The House Hippo (1999)
This clever PSA is shot in the style of a nature documentary. According to the PSA, “The North American House Hippo is found throughout Canada and the eastern United States.”, so I wonder why our neighbours to the south claim to have never seen one? The bit about its favourite food being crumbs from peanut butter on toast is pretty adorable, and I remember the peanut butter footprints vividly from my childhood. This PSA was intended to teach children about critical thinking and learning to be skeptical about what one sees on TV Perhaps this is even more relevant today, with concerns over how easy it is to fake images, news stories, etc.
Don’t You Put It in Your Mouth (1992)
Despite the slightly terrifying emptiness of their expressions, these fluffy blue monster puppets had our best intentions at heart. For Canadian children in the 90s, there might not be a more iconic jingle to be seared into our young brains. The message of the song is obviously about the dangers of putting strange objects into one’s mouth. Despite the well-intentioned message, even today it is still a bit more terrifying than the creators probably anticipated!
The Trap (1993)
Perhaps this is not as iconic as the first two, but this is one PSA that I personally remember every detail of. Two rat puppets come across a mouse trap loaded with cheese. The more eager of the two claims it for himself. Thankfully, the older and wiser of the two convinces the younger to not to mess with it (because it might have been too traumatizing, as a child, to see him get caught in the trap). The message to us young Canucks, is that you should ask for help when you encounter something unfamiliar, someone you trust like mom or “Uncle Fred”.
What’s your thing? (1999)
This PSA shows a number of children and their unique hobbies and skills. This one is pretty wholesome and really hope we took its advice in the subsequent decades. The message “Nobody’s good at everything; but everybody’s good at something.” is intended to boost self-esteem.

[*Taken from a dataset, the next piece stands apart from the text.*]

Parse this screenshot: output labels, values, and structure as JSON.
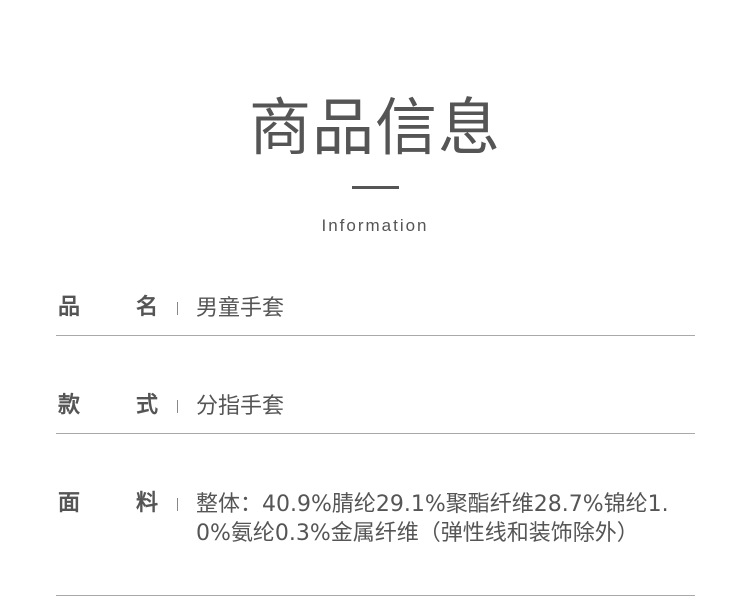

Stay Alert and Stay Safe? (1994)
Although this one is not produced by CCK, the PSA was created in response to the tragic and high profile death of a 11-year old girl in 1985. The PSA has Gert and Bert hoverboarding, in typical Back to the Future style, into view, to discuss ways to keep both safe and alert. I hope it paid off!
Body Break (1992)
Body Break was a series of 90-second episodes, produced by the non-profit ParticipACTION. Hosted by Hal Johnson and Joanne McLeod, two accomplished Canadian Athletes, the PSA would inform people of how best to “keep fit and have fun.”. Most Canadian children in the 90s have fond memories of the athletic wisdom imparted to us in these ads!
To be honest, with the PSAs mentioned in this article, we are just scratching the surface of iconic Canadian PSAs from the 90s. There are tons more for you to check out.